1. When I called to make another follow up appointment with the lactation consultants at the hospital when my daughter was about seven weeks old, the lady told me that she didn't think they could help me if my daughter was that old, that we probably wouldn't ever be able to get the hang of it. My daughter is 19 months this week and still going strong thankyouverymuch. Actually we wouldn't have had such problems to begin with if a nurse at the hospital hadn't broken our latch right after birth to take my baby away without my consent. That's a whole other issue.
2. When I found out quite unexpectedly that the Peanut was on the way I called to make an appointment and the nurse that does the initial phone interview told me flat out that they required me to quit nursing by 20 weeks. Let's just say that little bit of information had me crying the rest of the day until I realized she was just uninformed. At no point in my second pregnancy did any midwife tell me it was necessary to quit.
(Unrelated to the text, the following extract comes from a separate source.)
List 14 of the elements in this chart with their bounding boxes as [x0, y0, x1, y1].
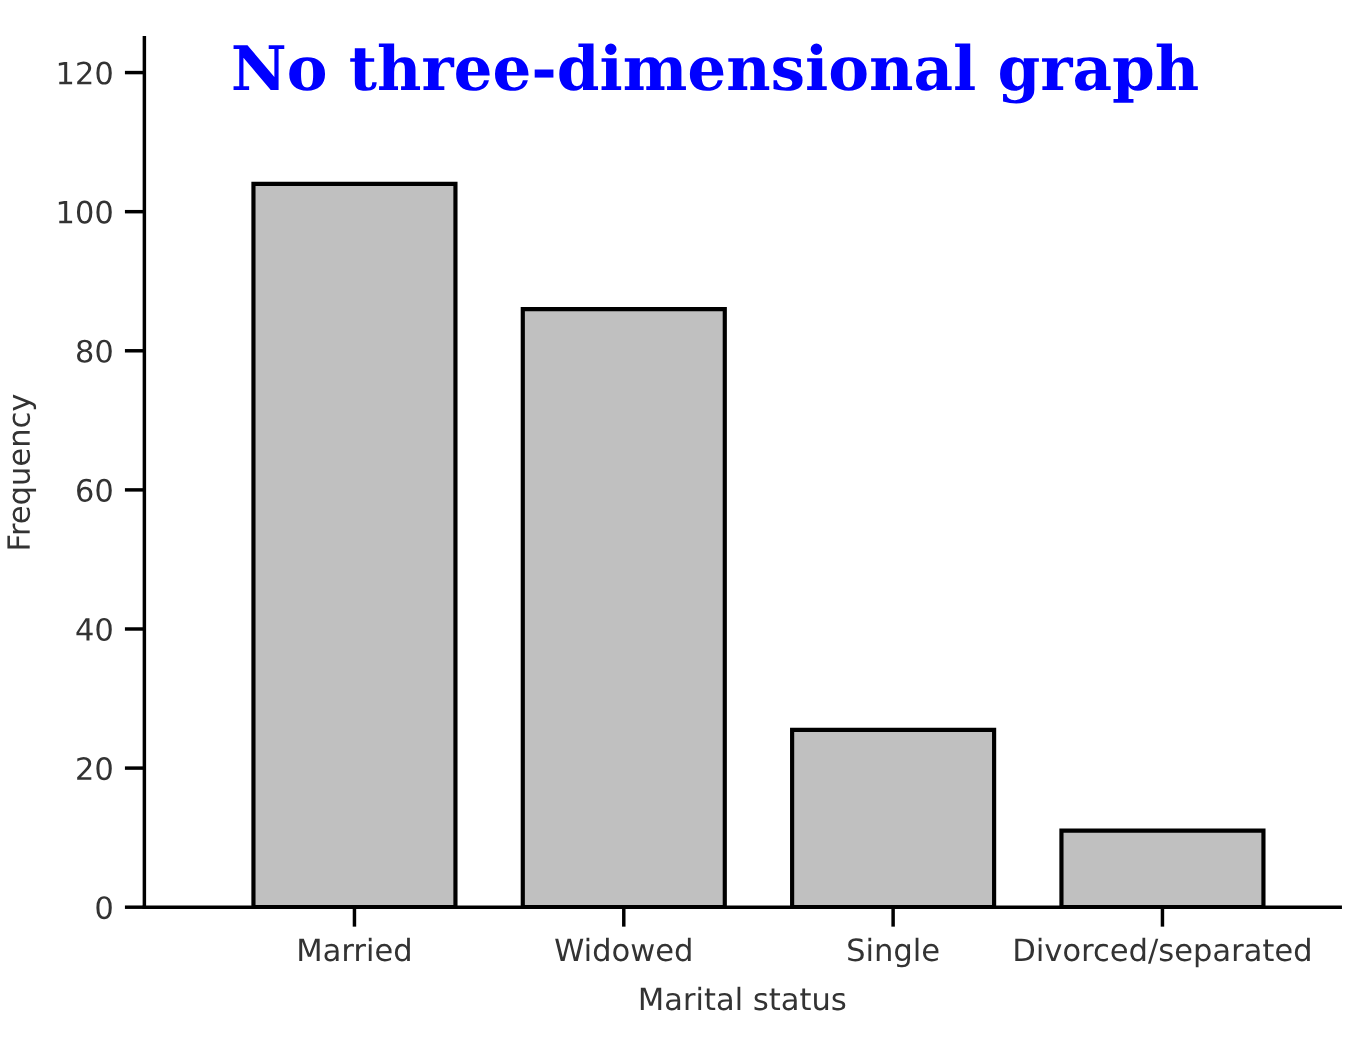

3. After the Peanut's arrival the baby nurse warned me that my toddler would take up all the milk that my newborn needed. This wasn't an issue to me because I knew she just had no clue what she was talking about but how many other mom's might not? Think of the rift that would have caused at that point to wean my toddler right after her brother was born. The Peanut was eight pounds at birth and nearly 13 and a half at two months so I think he's doin' just fine thanks.
I really wish there would be some sort of education on this subject for everyone in related fields. Being a new mom is hard, breastfeeding is HARD and emotional and painful (but obviously worth it) without misinformation being thrown into the mix. We need those that we trust to help us navigate this exciting and scary time to be knowledgable enough to do so.